In recent years, Virginia has aggressively billed itself as an East Coast alternative to the wine country destinations of California and the Pacific Northwest. And unsurprisingly, Virginia wineries have sprung up like magazine articles apologizing for Kanye West’s self-confidence. But with very few exceptions, the wines coming out of the Old Dominion generally either cost far more than they should (Chrysalis Vineyards’ passable viognier runs a hefty $29 per bottle, while Alban Vineyards’ excellent Central Coast California viognier runs about $10 less.), aren’t made particularly well, or are vigorously overoaked.
If you subscribe to the notion that the wine is “made” in the vineyards, Virginia is simply a tough place to make great wines. Why? The soil is too good. Grapevines in poor soil produce fewer, more concentrated grapes. By and large, Virginia soil pampers the vines as if they were Dorothy Gale enjoying a mani-pedi in the Emerald City. What’s more, rather than cultivating varietals that grow best in the Virginia soil, many Virginia wineries raise grapes whose names sell well when bottled. Cabernet sauvignon and delicate pinot noir do not grow well in Virginia, yet wineries continue to grow them and bottle the juice because they know that a daytripper is more likely to pick up a bottle of something they know rather than a bottle of something that can grow well in Virginia — viognier, cabernet franc, chardonnay, riesling, or, more probably, seyval blanc or horton.

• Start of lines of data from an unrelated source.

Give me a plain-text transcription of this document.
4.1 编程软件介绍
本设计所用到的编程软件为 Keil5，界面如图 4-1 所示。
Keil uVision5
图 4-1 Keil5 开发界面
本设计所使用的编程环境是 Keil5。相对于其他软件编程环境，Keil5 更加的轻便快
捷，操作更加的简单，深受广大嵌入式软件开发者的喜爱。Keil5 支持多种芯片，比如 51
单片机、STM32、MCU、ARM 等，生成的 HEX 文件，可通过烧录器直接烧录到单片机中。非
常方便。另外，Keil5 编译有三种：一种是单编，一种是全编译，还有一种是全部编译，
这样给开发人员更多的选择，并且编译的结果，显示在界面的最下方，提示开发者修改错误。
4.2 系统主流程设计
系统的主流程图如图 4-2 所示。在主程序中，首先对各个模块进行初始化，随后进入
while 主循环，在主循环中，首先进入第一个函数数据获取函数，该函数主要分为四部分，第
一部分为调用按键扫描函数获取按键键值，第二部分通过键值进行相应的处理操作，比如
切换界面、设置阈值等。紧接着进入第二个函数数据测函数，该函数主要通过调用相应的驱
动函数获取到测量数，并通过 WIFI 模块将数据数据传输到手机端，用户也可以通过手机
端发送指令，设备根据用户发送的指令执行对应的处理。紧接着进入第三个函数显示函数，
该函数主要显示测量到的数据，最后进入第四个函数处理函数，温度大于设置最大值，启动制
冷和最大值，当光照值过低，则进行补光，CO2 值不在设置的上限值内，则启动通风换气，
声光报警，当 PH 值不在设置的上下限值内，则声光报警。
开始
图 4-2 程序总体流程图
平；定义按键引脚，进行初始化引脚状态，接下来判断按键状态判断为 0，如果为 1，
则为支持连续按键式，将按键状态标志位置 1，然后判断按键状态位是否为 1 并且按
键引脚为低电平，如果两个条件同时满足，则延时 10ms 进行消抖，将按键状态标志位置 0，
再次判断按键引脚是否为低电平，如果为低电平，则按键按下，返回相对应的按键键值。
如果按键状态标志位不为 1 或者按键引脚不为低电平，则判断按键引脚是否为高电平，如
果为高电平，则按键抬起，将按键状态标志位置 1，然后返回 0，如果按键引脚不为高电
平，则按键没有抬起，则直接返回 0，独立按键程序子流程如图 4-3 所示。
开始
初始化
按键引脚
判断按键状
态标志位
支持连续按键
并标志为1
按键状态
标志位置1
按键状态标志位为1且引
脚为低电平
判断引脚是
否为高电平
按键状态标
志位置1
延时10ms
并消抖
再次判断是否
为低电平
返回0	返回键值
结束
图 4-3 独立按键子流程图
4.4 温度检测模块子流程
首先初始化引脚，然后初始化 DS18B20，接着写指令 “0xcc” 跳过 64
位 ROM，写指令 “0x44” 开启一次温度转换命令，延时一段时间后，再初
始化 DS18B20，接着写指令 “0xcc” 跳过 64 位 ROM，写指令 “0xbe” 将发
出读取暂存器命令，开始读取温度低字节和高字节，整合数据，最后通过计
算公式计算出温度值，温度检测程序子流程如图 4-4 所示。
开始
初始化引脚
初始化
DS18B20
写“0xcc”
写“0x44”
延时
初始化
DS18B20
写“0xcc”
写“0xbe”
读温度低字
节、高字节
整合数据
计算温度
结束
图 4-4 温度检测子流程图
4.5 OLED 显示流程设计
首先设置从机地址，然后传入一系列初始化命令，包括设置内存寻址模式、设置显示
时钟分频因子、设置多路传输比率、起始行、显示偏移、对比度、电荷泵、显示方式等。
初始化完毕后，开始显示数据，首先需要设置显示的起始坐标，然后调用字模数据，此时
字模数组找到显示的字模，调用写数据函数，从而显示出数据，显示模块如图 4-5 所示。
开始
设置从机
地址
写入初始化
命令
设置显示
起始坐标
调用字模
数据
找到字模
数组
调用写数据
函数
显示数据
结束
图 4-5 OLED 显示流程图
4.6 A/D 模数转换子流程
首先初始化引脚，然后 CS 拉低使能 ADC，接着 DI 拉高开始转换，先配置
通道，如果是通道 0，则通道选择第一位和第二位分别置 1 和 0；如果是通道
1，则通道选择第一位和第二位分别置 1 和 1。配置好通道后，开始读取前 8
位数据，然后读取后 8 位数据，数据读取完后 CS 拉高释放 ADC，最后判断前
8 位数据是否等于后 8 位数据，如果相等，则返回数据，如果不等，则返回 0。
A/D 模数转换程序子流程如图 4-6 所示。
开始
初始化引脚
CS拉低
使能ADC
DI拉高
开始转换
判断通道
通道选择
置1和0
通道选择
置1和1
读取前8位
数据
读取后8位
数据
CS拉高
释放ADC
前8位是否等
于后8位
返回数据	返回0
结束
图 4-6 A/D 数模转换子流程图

Maryland suffers from the same good-soil problem. But the Old Line State’s draconian wine-import/export laws have stunted the growth of the wine industry there. Why should a farmer grow grapes to make wines if it’s nearly impossible to sell them? Notwithstanding the legal limitations, a few wineries have popped up in Maryland. Perhaps the best-known Maryland winery is Linganore Wine Cellars — whose sickeningly sweet, mostly fruit-based wines have singlehandedly proved that the late Jermaine Stewart was wrong to think that you can have a good time drinking cherry wine with your clothes on. Fortunately, there’s at least one Maryland winery that’s doing the best with what the soil offers and charging fair prices for its wares — the Basignani Winery.